Que voir et que faire
Villa Tunari
Située à 166 km de Cochabamba, entre les rivières Espiritu Santo et San Mateo, Villa Tunari est le centre d'accès du Chapare. La bourgade dispose d'hébergements variés, de restaurants spécialisés dans le poisson de rivière et concentre les activités de plein air : canoë, rafting, tyrolienne et trekking en jungle. C'est aussi le point de départ pour les parcs nationaux voisins.
Parc Machia
Adossé à Villa Tunari, le parc Machia est un centre de réhabilitation animale géré en partie par des bénévoles étrangers. Il accueille des singes capucins et hurleurs sauvés du trafic, ainsi que d'autres espèces en convalescence. Les sentiers offrent des points de vue sur la Cordillère orientale et les basses-terres. Conseil pratique : ne laissez aucun objet visible (téléphone, lunettes, briquet) — les singes sont rapides et tenaces.
Parc national Carrasco
Le parc national Carrasco fait partie d'un corridor de conservation reliant la Bolivie au Pérou. On y trouve des forêts de nuages, des canyons, des cascades et un réseau de rivières torrentielles. La réserve des Cavernas del Repechón abrite des guacharos (oiseaux nocturnes) et plusieurs espèces de chauves-souris ; on y accède en traversant le rio San Mateo via un câble suspendu (oroya). Les zones les plus inaccessibles du parc seraient occupées par des groupes indigènes en isolement volontaire.

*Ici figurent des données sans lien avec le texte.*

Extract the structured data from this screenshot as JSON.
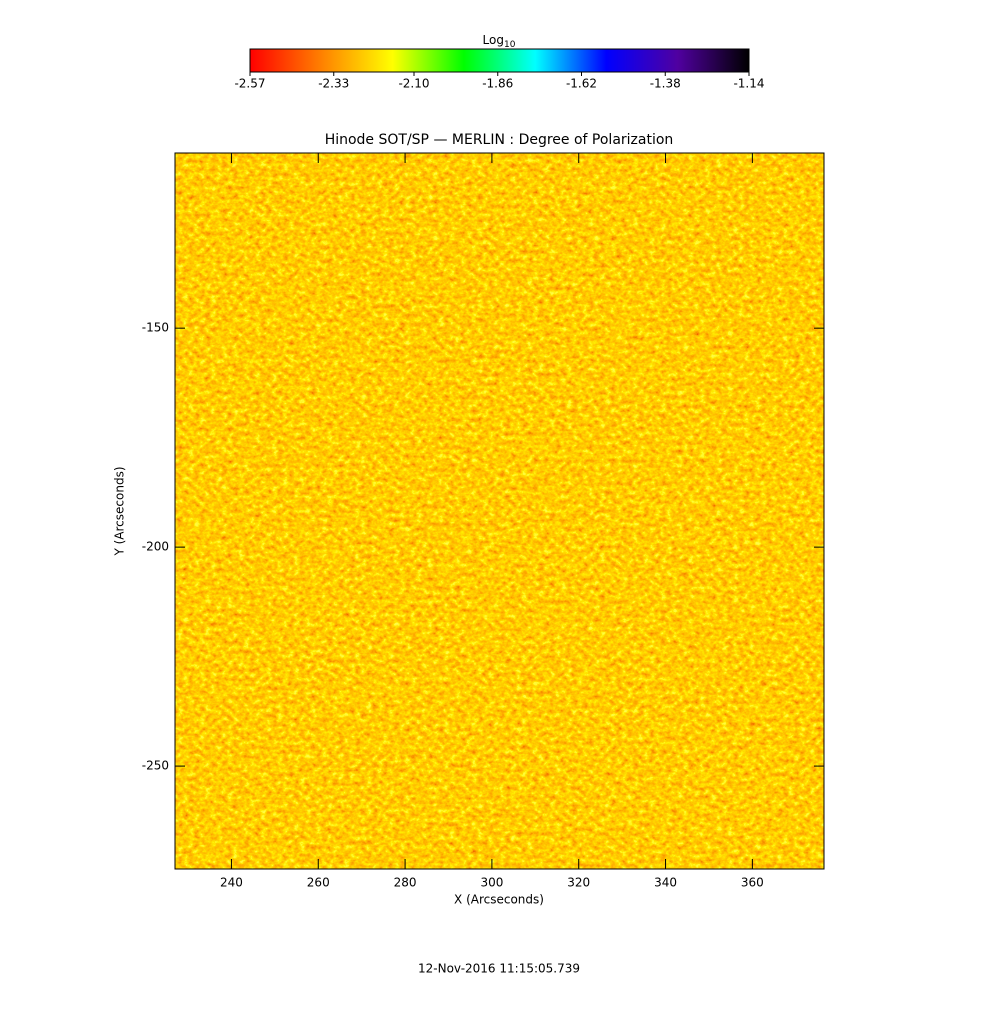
{
  "chart_data": {
    "type": "image",
    "title": "Hinode SOT/SP — MERLIN : Degree of Polarization",
    "x_label": "X (Arcseconds)",
    "y_label": "Y (Arcseconds)",
    "date": "12-Nov-2016 11:15:05.739",
    "xlim": [
      227,
      376.5
    ],
    "ylim": [
      -273.5,
      -110
    ],
    "xticks": [
      240,
      260,
      280,
      300,
      320,
      340,
      360
    ],
    "yticks": [
      -150,
      -200,
      -250
    ],
    "colorbar": {
      "title": "Log",
      "title_subscript": "10",
      "lim": [
        -2.57,
        -1.14
      ],
      "ticks": [
        -2.57,
        -2.33,
        {
          "value": -2.1,
          "label": "-2.10"
        },
        -1.86,
        -1.62,
        -1.38,
        -1.14
      ],
      "colors": [
        "#ff0000",
        "#ff8000",
        "#ffff00",
        "#00ff00",
        "#00ffff",
        "#0000ff",
        "#5000a0",
        "#000000"
      ]
    }
  }
}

Parc national Isiboro Sécure
Ce territoire indigène et parc national (TIPNIS) abrite plusieurs communautés autochtones vivant de la chasse, de la pêche et de l'agriculture. Le paysage alterne marécages, lagunes et forêts de nuages. Les sites d'Incachaca et de la Laguna Corani, dans la partie haute du parc, sont accessibles depuis Cochabamba pour des excursions à la journée.
Quand y aller
Le Chapare reçoit en moyenne 5 850 mm de précipitations par an, ce qui en fait l'une des zones les plus pluvieuses de Bolivie. La saisonnalité est marquée :
- Saison sèche (mai à septembre) : période recommandée. Les pistes restent praticables, l'observation animalière est plus facile et les rivières sont navigables sans danger excessif.

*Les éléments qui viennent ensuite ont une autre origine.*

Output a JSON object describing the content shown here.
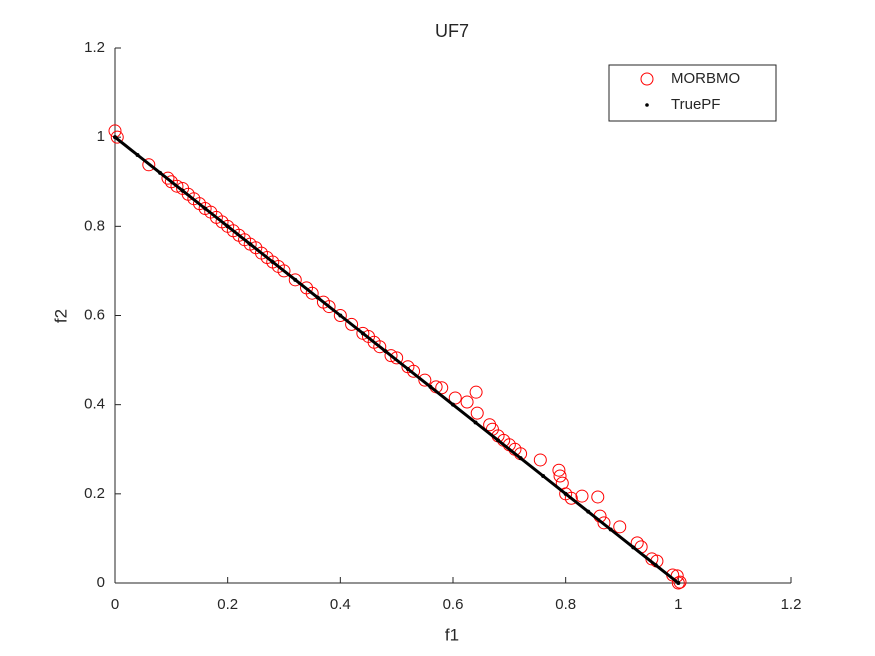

- Saison humide (novembre à mars) : pluies intenses, crues fréquentes du rio Chapare, certains sentiers et accès aux parcs deviennent impraticables.
- Mois de transition (avril, octobre) : compromis acceptable, végétation luxuriante, moins de visiteurs.
Comment s'y rendre
L'accès se fait depuis Cochabamba par la route Cochabamba–Santa Cruz, en environ 3 à 4 heures de trajet jusqu'à Villa Tunari. Plusieurs options :
- Bus régulier : départs fréquents depuis le terminal de Cochabamba, tarif modéré.
- Trufi (taxi collectif) : plus rapide, départ quand le véhicule est complet.
- Voiture de location ou véhicule privé : option la plus souple pour rayonner ensuite vers les parcs.
Depuis Santa Cruz, la même route relie la vallée en 5 à 6 heures.
Informations pratiques
- Durée recommandée : 2 à 4 jours pour combiner Villa Tunari, le parc Machia et une excursion dans le parc Carrasco.
- Hébergement : Villa Tunari concentre l'offre, allant des hostales basiques aux complexes avec piscine et spa.
- Sécurité : la zone touristique autour de Villa Tunari est calme. Évitez en revanche les pistes secondaires non balisées et les zones agricoles isolées sans guide local.
- Équipement : vêtements légers et imperméables, anti-moustique efficace, chaussures de marche fermées, protection contre l'humidité pour l'électronique.
- Santé : zone tropicale, prophylaxie antipaludique à discuter avec un médecin selon la saison.
À proximité
Pour prolonger l'itinéraire en Bolivie, plusieurs sites complètent bien une étape dans le Chapare :
- El Sillar, sur la route entre Cochabamba et Santa Cruz, point de vue spectaculaire sur les canyons andins.
- La montagne de Mururata, sommet de la Cordillère royale accessible depuis La Paz.
- La Vallée de la Lune, formations érodées aux portes de La Paz.
- Les mines de Cerro Rico à Potosí, pour une plongée dans l'histoire minière coloniale.